Examples of Positive and Negative Evidence
As mentioned earlier, assessing the need for a valuation allowance requires taxpayers to evaluate both positive and negative evidence. Forming a conclusion that a valuation allowance is not needed is difficult when there is negative evidence such as cumulative losses in recent years (usually a three-year period). Other examples of negative evidence that might support a conclusion that a valuation allowance is needed include, but are not limited to, (i) a history of net operating losses or tax carryforwards expiring unused; (ii) losses expected in early future years (by a presently profitable entity); (iii) unsettled circumstances that, if unfavorably resolved, would adversely affect future operations and profit levels on a continuing basis in future years; and (iv) a carryback or carryforward period that is so brief it would limit the realization of tax benefits if a significant deductible temporary difference is expected to reverse in a single year.On the other hand, examples of positive evidence that might support a conclusion that a valuation allowance is not needed include, but are not limited to, (i) existing contracts or firm sales backlog that will produce more than enough taxable income to realize the DTAs based on existing sales prices and cost structures; (ii) an excess of appreciated asset value over the tax basis of the entity’s net assets in an amount sufficient to realize the DTA; and (iii) a strong earnings history exclusive of the loss that created the future deductible amount (tax loss carryforward or deductible temporary difference) coupled with evidence indicating that the loss is an aberration rather than a continuing condition.

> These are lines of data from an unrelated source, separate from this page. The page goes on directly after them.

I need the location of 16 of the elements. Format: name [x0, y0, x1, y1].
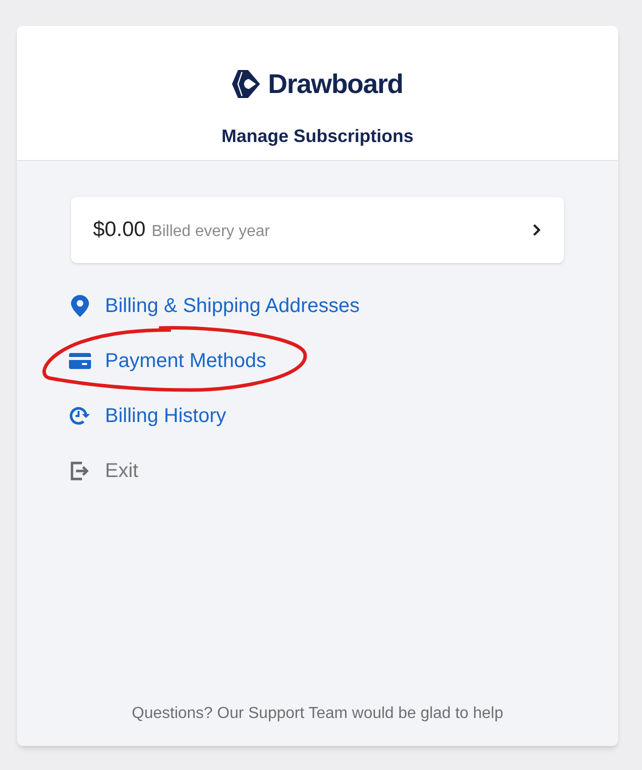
- clock-arrow-icon: [69, 406, 91, 426]
- credit-card-icon: [69, 353, 91, 369]
- plan-price: $0.00: [93, 217, 146, 244]
- support-text: Questions? Our Support Team would be glad to help: [132, 704, 504, 724]
- logo-icon: [232, 70, 262, 98]
- brand-name: Drawboard: [268, 68, 403, 101]
- plan-summary-button[interactable]: $0.00 Billed every year: [71, 197, 564, 263]
- exit-icon: [69, 460, 91, 482]
- billing-period: Billed every year: [152, 222, 270, 242]
- menu-link[interactable]: Billing History: [69, 403, 226, 429]
- menu-link[interactable]: Exit: [69, 458, 138, 484]
- page-title: Manage Subscriptions: [221, 124, 414, 148]
- menu-link[interactable]: Billing & Shipping Addresses: [69, 293, 360, 319]
- map-pin-icon: [71, 295, 89, 317]
- chevron-right-icon: [532, 223, 542, 237]
- menu-link[interactable]: Payment Methods: [69, 348, 266, 374]
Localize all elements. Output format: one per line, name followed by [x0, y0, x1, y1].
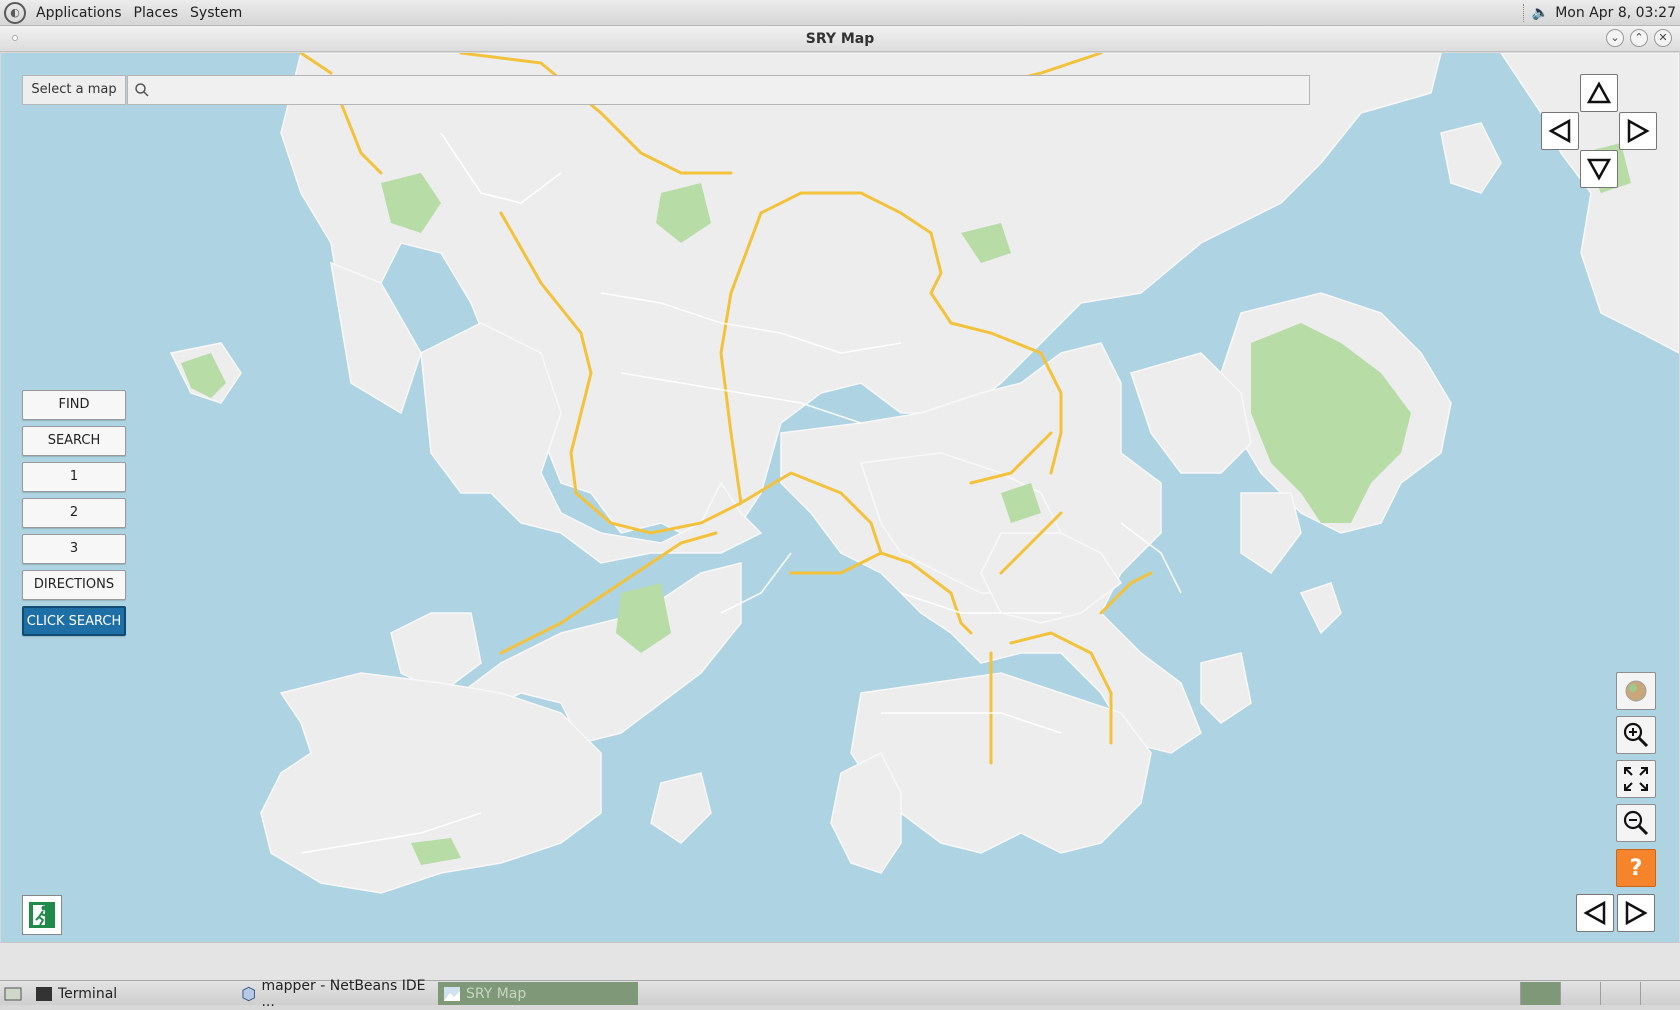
netbeans-icon — [242, 986, 255, 1001]
taskbar-item-netbeans[interactable]: mapper - NetBeans IDE ... — [236, 978, 436, 1010]
window-titlebar: SRY Map ⌄ ⌃ ✕ — [0, 26, 1680, 52]
window-title: SRY Map — [805, 31, 875, 47]
top-panel: ◐ Applications Places System 🔈 Mon Apr 8… — [0, 0, 1680, 26]
directions-button[interactable]: DIRECTIONS — [22, 570, 126, 600]
next-button[interactable] — [1617, 894, 1655, 932]
find-button[interactable]: FIND — [22, 390, 126, 420]
slot-2-button[interactable]: 2 — [22, 498, 126, 528]
pan-right-button[interactable] — [1619, 112, 1657, 150]
pan-down-button[interactable] — [1580, 150, 1618, 188]
status-bar — [0, 942, 1680, 980]
map-canvas[interactable] — [1, 53, 1679, 942]
taskbar: Terminal mapper - NetBeans IDE ... SRY M… — [0, 978, 1680, 1010]
globe-icon — [1625, 680, 1647, 702]
zoom-out-icon — [1623, 810, 1649, 836]
taskbar-label-sry-map: SRY Map — [466, 985, 527, 1002]
slot-1-button[interactable]: 1 — [22, 462, 126, 492]
map-graphic — [169, 53, 1679, 894]
menu-places[interactable]: Places — [128, 5, 185, 21]
search-icon — [135, 83, 149, 97]
exit-button[interactable] — [22, 895, 62, 935]
desktop-icon — [4, 987, 22, 1000]
panel-separator — [1522, 4, 1526, 22]
maximize-button[interactable]: ⌃ — [1630, 29, 1648, 47]
fit-extent-button[interactable] — [1616, 760, 1656, 798]
map-app-icon — [444, 986, 460, 1001]
select-map-button[interactable]: Select a map — [22, 75, 126, 105]
pan-left-button[interactable] — [1541, 112, 1579, 150]
slot-3-button[interactable]: 3 — [22, 534, 126, 564]
triangle-right-icon — [1625, 900, 1648, 926]
click-search-button[interactable]: CLICK SEARCH — [22, 606, 126, 636]
search-button[interactable]: SEARCH — [22, 426, 126, 456]
triangle-left-icon — [1548, 118, 1571, 144]
triangle-down-icon — [1586, 158, 1612, 181]
triangle-left-icon — [1583, 900, 1606, 926]
system-logo-icon[interactable]: ◐ — [4, 1, 26, 24]
taskbar-item-terminal[interactable]: Terminal — [30, 982, 230, 1005]
triangle-right-icon — [1627, 118, 1650, 144]
zoom-in-button[interactable] — [1616, 716, 1656, 754]
menu-applications[interactable]: Applications — [30, 5, 128, 21]
zoom-in-icon — [1623, 722, 1649, 748]
close-button[interactable]: ✕ — [1654, 29, 1672, 47]
clock[interactable]: Mon Apr 8, 03:27 — [1555, 5, 1676, 21]
taskbar-label-terminal: Terminal — [58, 985, 118, 1002]
terminal-icon — [36, 986, 52, 1001]
exit-door-icon — [29, 902, 55, 928]
previous-button[interactable] — [1576, 894, 1614, 932]
menu-system[interactable]: System — [184, 5, 248, 21]
search-input[interactable] — [127, 75, 1310, 105]
help-button[interactable]: ? — [1616, 849, 1656, 887]
zoom-out-button[interactable] — [1616, 804, 1656, 842]
workspace-switcher[interactable] — [1520, 982, 1680, 1005]
workspace-2[interactable] — [1560, 982, 1600, 1005]
workspace-1[interactable] — [1520, 982, 1560, 1005]
pan-up-button[interactable] — [1580, 74, 1618, 112]
volume-icon[interactable]: 🔈 — [1532, 5, 1549, 21]
expand-icon — [1624, 767, 1648, 791]
minimize-button[interactable]: ⌄ — [1606, 29, 1624, 47]
workspace-3[interactable] — [1600, 982, 1640, 1005]
workspace-4[interactable] — [1640, 982, 1680, 1005]
layer-button[interactable] — [1616, 672, 1656, 710]
show-desktop-button[interactable] — [0, 982, 28, 1005]
taskbar-item-sry-map[interactable]: SRY Map — [438, 982, 638, 1005]
window-menu-icon[interactable] — [12, 35, 18, 41]
triangle-up-icon — [1586, 81, 1612, 104]
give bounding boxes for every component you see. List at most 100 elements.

On December 27, 2020, the new coronavirus relief package was signed into law. One major provision in the relief bill is the COVIDTRA, which clarifies that taxpayers whose Paycheck Protection Program (PPP) loans are forgiven are allowed to deduct expenses that were paid with PPP loan proceeds. This overrides previous IRS guidance that stated businesses could not claim deductions for expenses paid with PPP loan proceeds when the loan is forgiven or expected to be forgiven. Additionally, when a PPP loan is forgiven, the borrower does not need to include the amount forgiven in taxable income. Thus, the new guidance amplifies the benefit for taxpayers. Although the new guidance may not change a taxpayer’s existing DTAs, it could now create a net operating loss in the current year. This new “negative evidence” could support the need to reassess the need for a valuation allowance. Additionally, the new legislation provides funding for a second round of PPP loans for 2021. If these loans receive similar tax treatment as the first round of PPP loans, taxpayers could expect to be in a loss position for 2021 as well. Taxpayers should reexamine their current tax position and determine whether reassessing their valuation allowance is necessary given the new legislation.